Il est donc crucial de bien maîtriser sa vitesse avant l'arrondi. Si on arrive trop vite, il vaut mieux survoler la piste (sans la toucher !), et attendre que l'avion ralentisse suffisamment avant de chercher le contact avec le sol. Plus simple à dire qu'à faire !
(Quelques exemples de rebonds et d'atterrissages durs, à ne pas reproduire à la maison !)
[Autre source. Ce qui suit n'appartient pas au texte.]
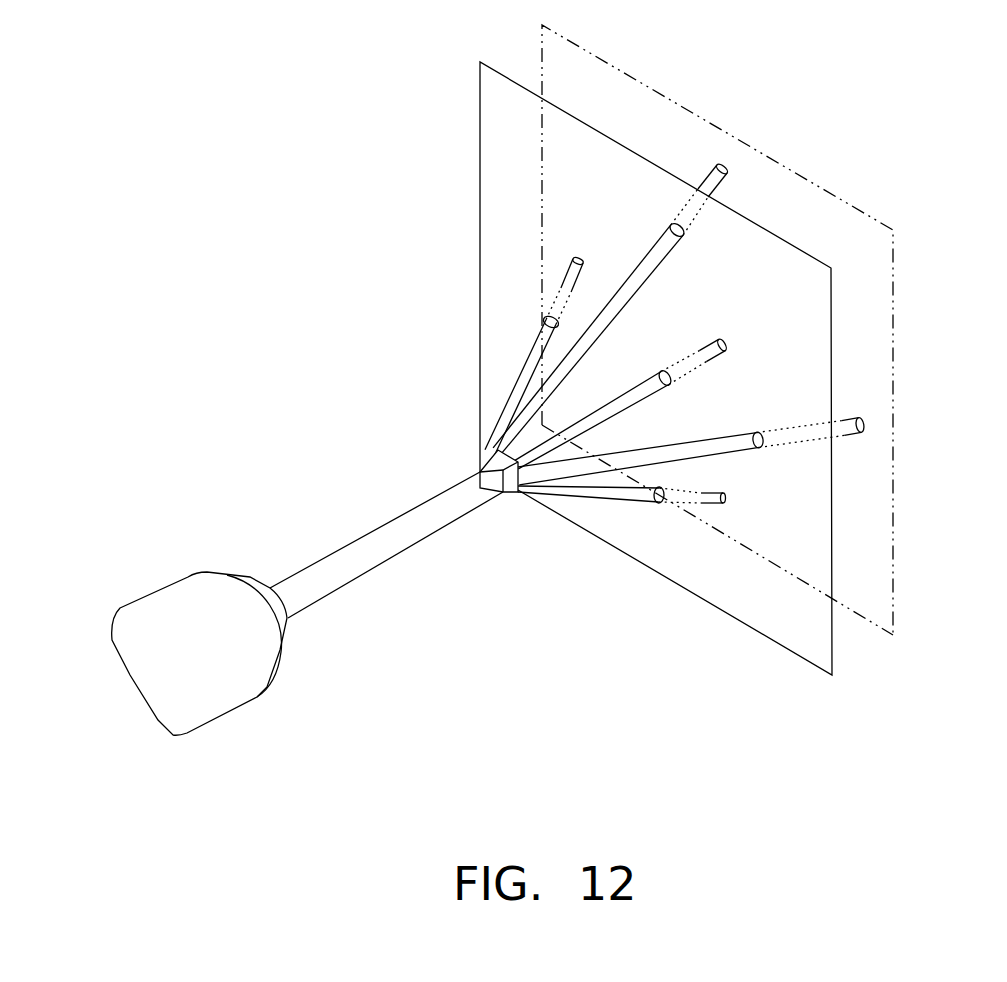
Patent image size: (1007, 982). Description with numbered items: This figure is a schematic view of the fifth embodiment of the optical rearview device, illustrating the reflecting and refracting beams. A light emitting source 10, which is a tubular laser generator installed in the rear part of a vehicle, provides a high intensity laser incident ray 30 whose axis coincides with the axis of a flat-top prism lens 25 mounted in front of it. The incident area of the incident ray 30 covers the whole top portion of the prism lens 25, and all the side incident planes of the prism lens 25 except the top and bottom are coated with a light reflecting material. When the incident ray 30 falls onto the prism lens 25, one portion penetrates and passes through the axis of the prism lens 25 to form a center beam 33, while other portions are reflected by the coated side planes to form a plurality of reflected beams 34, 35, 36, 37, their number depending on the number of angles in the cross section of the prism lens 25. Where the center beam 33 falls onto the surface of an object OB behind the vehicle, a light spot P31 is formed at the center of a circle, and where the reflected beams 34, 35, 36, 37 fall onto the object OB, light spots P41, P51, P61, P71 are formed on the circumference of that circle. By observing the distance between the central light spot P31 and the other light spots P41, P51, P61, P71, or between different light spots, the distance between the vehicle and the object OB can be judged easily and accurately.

The light emitting source 10 is at (242, 693).
The prism lens 25 is at (483, 467).
The incident ray 30 is at (353, 575).
The center beam 33 is at (633, 385).
The reflected beam 34 is at (582, 493).
The reflected beam 35 is at (727, 450).
The reflected beam 36 is at (647, 267).
The reflected beam 37 is at (523, 380).
The light spot P31 is at (668, 385).
The light spot P41 is at (658, 500).
The light spot P51 is at (765, 450).
The light spot P61 is at (672, 230).
The light spot P71 is at (547, 320).
The object OB is at (790, 637).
Ainsi, l'arrondi demande un dosage fin sur les commandes, basé sur une perception précise de l'environnement par le pilote, qui doit systématiquement s'adapter à des conditions atmosphériques qui peuvent changer à chaque instant. Seule la pratique, et les conseils avisés de l'instructeur, permettent d'acquérir l'expérience et le ressenti nécessaire à la bonne exécution de cette manœuvre toute en délicatesse. Voilà pourquoi l'arrondi est si difficile au départ ! Et il peut se passer de nombreuses séances d'entrainements, parfois décourageantes, avant que le "déclic" ne se fasse dans la tête de l'élève pilote. C'est ce que je vais réaliser aujourd'hui.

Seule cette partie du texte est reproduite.